Birçok hastane yöneticisinin acillerin kapılarındaki hastaların eritilmesi, bakılması baskısı yaptığını belirten Prof. Dr. Çete, bunun hizmet kalitesini düşürdüğü görüşünde: “Bu bir hasta için ayrılan zamanın kısaltılması demek. İçeri giren hasta yeteri kadar tıbbi öyküsü alınmadan ve yeterli muayene edilmeden taburcu ediliyor. Bu da sunulan acil sağlık hizmetinin kötü olması demek. Gerçek acil vakalarda tanının atlanması, istenmeyen olaylar artıyor. Bir doktor, bir saatte genel durumu nispeten daha iyi 5-7 hasta bakabilir. Ama fiili olarak, acilde bir doktor saatte onlarca hastaya bakıyor.”
ACİLDE FARK ÖDENMİYOR
Hürriyet'ten Mesude Erşan'ın haberine göre, Herkes İçin Acil Sağlık Derneği Başkanı Dr. Ülkümen Rodoplu, acillere başvuruların temelinde bu hizmetlerden katkı payı alınmaması bulunduğunu söylüyor: “Örneğin hasta grip, nezle, üst solunum yolu enfeksiyonları için kulak burun boğaz hastalıkları polikliniğine gitse katkı payı ödüyor. Ama acile gelirse ödemiyor. Acilde doktor ‘acildir’ veya ‘acil değildir’ kaşeleri vuruyordu. Ama sağlıkta şiddet arttığı için artık bu kaşeleri vurarak hasta ve yakınlarıyla sorun yaşamak istemiyor. Bakıyor geçiyor.”

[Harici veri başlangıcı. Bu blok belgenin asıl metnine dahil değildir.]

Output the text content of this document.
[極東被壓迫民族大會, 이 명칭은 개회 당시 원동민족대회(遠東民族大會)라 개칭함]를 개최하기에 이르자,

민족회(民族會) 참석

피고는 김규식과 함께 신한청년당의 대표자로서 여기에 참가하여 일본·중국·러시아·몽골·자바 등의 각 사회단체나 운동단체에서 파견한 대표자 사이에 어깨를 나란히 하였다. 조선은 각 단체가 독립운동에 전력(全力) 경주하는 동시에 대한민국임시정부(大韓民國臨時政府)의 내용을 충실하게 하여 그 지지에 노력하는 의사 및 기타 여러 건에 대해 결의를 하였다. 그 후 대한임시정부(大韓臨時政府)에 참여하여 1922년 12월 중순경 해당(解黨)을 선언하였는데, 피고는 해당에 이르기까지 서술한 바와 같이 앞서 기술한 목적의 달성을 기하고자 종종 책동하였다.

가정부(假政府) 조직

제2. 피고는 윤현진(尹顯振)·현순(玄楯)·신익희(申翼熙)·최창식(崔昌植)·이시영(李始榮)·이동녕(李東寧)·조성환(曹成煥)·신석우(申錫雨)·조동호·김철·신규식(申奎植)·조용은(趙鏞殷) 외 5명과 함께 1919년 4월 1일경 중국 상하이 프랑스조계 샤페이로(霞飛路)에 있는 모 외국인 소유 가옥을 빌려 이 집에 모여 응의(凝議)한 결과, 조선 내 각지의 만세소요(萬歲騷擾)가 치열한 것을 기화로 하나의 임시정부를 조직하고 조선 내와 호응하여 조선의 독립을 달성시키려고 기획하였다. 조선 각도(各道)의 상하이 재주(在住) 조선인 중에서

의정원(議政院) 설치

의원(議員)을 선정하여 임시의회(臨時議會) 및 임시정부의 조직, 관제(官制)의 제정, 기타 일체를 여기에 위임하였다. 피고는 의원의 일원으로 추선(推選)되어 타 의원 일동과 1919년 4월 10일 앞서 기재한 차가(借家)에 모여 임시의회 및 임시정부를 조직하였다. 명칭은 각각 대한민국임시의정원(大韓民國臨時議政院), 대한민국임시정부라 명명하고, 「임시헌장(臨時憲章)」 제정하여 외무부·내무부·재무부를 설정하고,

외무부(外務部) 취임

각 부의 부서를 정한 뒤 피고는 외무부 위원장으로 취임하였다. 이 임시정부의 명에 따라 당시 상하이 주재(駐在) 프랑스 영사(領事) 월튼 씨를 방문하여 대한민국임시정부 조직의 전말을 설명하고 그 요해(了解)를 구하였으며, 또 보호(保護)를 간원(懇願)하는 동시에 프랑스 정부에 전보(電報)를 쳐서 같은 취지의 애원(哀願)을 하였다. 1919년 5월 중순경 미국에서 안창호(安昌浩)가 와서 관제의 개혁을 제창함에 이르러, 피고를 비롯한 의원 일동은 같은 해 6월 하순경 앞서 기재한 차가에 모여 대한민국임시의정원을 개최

YÜZDE 70-80’İ GERÇEK ACİL DEĞİL
İstanbul Tabip Odası Genel Sekreteri Dr. Samet Mengüç ise acillere gelen hastaların yüzde 70-80’inin gerçek acil vakalar olmadığını söylüyor: “Hastalar memnun olacakları sağlık hizmetini alamadıkları için farklı yerlere (aciller gibi) başvuruyor. Diğer önemli neden de ‘kışkırtılmış sağlık hizmeti’. Basit bir lezyonu, kitlesi olan 3-4 doktora gidiyor, ultrasonografi, MR, tomografi, biyopsi, başka tetkikler yaptırıyor, yine de memnun kalmadığı için başka doktorlara daha gitme ihtiyacı duyuyor. Katkı payı alınmayan aciller de başvurdukları yerlerden biri.”
BURNU AKAN ACİLE KOŞUYOR
Yedikule Göğüs Hastalıkları ve Göğüs Cerrahisi Araştırma ve Eğitim Hastanesi Başhekim Yardımcısı Dr. Lütfiye Kılıç hastanelerin acillerindeki artışın bilhassa kış aylarında arttığını belirtiyor. Burnu aktığı, ateşi biraz yükseldiği için hastanelerin acillerine koşan hastaların gerçek acil hastaların hizmet almasını da engellediğini belirten Dr. Kılıç, “Hastalar mesai saatleri dışında, acilden gelmeyi tercih ediyorlar. Örneğin geçen ay poliklinikten gelen 27 bin hastaya karşılık, acile 9 bin hasta gelmiş. Yüzde 30’luk bir oran ve çok yüksek. Bu oranın yüzde 5-10 geçmemesi lazım” diyor.